After the news broke in the social media, Kıran introduced himself as “Zaman daily editor-in-chief” in his Twitter bio on Wednesday.

In a Twitter message following his appointment, Kıran wrote: “There will be special news coverage about Fethullahist Terrorist Organization/Parallel State Structure in Zaman. Facts will be understood in ‘Zaman’,” referring to the Turkish meaning of Zaman, time.

Yeni Akit is a daily which is notorious for its xenophobic and anti-Semitic discourse.

Police raided the headquarters of the Zaman daily and used pepper gas against thousands of readers late on March 4 after an İstanbul court appointed trustees to take over the management of the Feza Media Group, which includes the Zaman daily, as well as the Today’s Zaman daily and the Cihan news agency, dealing a fresh blow to the already battered media freedom in Turkey.

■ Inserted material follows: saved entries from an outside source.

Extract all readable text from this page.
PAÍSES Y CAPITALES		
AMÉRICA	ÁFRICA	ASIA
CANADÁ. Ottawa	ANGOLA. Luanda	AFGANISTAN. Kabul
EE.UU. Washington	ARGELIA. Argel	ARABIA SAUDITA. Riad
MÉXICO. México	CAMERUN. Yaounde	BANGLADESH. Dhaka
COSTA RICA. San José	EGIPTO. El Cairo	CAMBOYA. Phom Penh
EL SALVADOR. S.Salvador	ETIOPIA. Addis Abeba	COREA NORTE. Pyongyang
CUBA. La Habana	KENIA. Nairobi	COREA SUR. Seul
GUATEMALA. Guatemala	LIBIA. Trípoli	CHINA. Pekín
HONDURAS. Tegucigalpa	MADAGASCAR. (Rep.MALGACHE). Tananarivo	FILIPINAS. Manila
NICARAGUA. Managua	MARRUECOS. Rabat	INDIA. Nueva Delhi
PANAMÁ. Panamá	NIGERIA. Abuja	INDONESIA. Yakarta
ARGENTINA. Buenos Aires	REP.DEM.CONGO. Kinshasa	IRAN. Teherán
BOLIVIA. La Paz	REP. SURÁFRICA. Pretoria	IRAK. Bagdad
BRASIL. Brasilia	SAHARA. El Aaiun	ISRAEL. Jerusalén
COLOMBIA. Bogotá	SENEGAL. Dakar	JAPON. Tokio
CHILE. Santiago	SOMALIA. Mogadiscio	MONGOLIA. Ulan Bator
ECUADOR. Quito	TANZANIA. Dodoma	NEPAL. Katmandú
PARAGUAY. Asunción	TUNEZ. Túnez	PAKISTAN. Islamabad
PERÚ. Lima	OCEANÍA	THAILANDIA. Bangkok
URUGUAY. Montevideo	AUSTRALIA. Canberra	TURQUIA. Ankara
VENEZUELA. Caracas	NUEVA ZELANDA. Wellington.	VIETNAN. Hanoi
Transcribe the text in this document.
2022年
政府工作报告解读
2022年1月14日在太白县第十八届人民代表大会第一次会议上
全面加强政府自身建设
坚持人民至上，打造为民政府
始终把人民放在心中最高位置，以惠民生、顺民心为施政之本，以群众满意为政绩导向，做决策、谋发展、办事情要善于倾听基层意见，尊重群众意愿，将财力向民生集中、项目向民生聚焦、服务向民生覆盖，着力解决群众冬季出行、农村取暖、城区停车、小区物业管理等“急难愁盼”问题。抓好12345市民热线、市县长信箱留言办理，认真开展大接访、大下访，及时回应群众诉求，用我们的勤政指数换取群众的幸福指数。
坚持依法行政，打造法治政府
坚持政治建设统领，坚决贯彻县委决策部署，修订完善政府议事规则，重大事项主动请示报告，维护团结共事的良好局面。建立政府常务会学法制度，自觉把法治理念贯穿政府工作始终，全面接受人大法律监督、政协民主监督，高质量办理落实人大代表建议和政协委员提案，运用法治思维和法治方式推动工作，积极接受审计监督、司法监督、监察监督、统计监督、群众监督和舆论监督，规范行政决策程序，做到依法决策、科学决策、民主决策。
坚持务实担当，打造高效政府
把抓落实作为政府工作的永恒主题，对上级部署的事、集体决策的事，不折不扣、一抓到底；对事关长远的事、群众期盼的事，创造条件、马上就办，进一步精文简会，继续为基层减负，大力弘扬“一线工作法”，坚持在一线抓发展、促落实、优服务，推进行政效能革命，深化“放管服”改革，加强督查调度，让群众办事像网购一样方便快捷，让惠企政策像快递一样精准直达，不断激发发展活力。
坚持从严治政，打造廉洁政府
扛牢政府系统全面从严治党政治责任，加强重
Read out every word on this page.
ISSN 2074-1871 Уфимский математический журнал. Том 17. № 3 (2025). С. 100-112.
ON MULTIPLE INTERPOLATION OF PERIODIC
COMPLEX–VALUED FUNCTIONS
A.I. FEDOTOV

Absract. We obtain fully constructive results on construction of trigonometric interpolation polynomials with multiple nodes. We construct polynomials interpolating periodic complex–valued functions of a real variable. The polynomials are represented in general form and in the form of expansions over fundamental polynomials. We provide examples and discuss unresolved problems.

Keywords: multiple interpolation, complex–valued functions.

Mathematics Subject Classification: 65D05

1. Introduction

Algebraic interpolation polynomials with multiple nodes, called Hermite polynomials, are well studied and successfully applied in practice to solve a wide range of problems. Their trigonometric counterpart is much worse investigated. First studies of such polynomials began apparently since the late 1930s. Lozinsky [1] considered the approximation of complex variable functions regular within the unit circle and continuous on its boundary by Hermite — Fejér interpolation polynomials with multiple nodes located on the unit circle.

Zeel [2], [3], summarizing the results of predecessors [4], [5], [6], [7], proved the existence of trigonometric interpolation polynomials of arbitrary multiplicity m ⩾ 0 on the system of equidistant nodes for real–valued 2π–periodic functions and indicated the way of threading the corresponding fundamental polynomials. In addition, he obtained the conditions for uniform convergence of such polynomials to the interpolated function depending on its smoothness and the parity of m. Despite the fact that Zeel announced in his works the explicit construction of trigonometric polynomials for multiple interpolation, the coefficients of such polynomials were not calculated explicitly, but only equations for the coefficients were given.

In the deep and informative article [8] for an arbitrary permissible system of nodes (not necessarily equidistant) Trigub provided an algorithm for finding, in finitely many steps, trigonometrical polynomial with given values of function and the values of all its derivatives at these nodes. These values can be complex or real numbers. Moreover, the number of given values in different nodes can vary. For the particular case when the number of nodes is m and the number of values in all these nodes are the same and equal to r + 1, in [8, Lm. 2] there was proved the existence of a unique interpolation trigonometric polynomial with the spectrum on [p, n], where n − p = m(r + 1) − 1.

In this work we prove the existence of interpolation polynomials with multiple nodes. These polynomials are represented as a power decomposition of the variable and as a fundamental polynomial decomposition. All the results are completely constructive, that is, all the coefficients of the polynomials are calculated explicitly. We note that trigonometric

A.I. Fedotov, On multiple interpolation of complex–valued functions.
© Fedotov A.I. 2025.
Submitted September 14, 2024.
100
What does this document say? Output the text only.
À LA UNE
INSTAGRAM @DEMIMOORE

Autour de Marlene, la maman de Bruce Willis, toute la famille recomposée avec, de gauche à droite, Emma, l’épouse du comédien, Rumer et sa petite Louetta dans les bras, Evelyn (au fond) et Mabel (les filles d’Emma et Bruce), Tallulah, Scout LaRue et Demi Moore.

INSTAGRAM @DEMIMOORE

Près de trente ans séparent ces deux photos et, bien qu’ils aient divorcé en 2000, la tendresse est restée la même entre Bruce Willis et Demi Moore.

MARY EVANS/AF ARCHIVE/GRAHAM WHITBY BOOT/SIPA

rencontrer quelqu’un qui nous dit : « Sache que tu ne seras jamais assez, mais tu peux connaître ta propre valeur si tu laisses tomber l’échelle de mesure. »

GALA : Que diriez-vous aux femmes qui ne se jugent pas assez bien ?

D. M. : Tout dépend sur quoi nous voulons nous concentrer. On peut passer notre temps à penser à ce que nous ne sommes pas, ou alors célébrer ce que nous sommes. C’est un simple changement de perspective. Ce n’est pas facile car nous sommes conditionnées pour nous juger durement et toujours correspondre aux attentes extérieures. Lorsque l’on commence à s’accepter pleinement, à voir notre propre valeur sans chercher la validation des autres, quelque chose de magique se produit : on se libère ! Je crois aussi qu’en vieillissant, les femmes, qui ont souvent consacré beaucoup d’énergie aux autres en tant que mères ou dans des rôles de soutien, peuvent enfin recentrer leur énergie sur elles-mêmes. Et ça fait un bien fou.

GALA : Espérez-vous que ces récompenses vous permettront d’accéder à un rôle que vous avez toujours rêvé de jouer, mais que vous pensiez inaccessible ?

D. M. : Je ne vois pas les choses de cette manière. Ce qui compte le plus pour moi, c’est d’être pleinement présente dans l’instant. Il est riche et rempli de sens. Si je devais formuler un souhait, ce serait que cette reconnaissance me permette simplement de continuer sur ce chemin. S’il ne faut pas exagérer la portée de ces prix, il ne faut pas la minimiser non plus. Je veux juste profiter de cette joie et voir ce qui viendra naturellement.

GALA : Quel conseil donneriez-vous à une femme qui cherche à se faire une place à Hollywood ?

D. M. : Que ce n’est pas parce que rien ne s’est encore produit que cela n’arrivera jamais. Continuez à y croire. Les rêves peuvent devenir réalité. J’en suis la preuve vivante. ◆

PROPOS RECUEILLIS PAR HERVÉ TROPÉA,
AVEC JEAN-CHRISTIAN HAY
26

The decision was issued by the İstanbul 6th Criminal Court of Peace at the request of the İstanbul Chief Public Prosecutor’s Office, which claimed that the media group acted upon orders from what it called the “Fethullahist Terrorist Organization/Parallel State Structure,” praising the group and helping it achieve its goals in its publications.

The prosecutor also claimed that the alleged terrorist group is cooperating with the Kurdistan Workers’ Party (PKK) terrorist organization to topple the Turkish government and that high-level officials of the two groups have had meetings abroad.

Government-appointed trustees took over the management of the media group and immediately changed its editorial stance from critical to pro-government. The trustees also immediately fired the daily’s editor-in-chief Abdülhamit Bilici.

The taking over of the media group, which attracted worldwide condemnation for being yet another blow on the freedom of the press, came as part of President Recep Tayyip Erdoğan’s ongoing war against the faith-based Gülen movement.

Erdoğan launched a war against the movement following the becoming public of a corruption investigation in late 2013 in which Erdoğan’s inner circle was implicated. Erdoğan accuses the movement of masterminding the probe in order to overthrow his government and establishing a “parallel structure” within the state. However, the movement, inspired by US-based Turkish-Islamic scholar Fethullah Gülen, strongly denies the allegation.

Erdoğan also refers to the movement as a terrorist organization although there is no court order in Turkey recognizing the movement as such.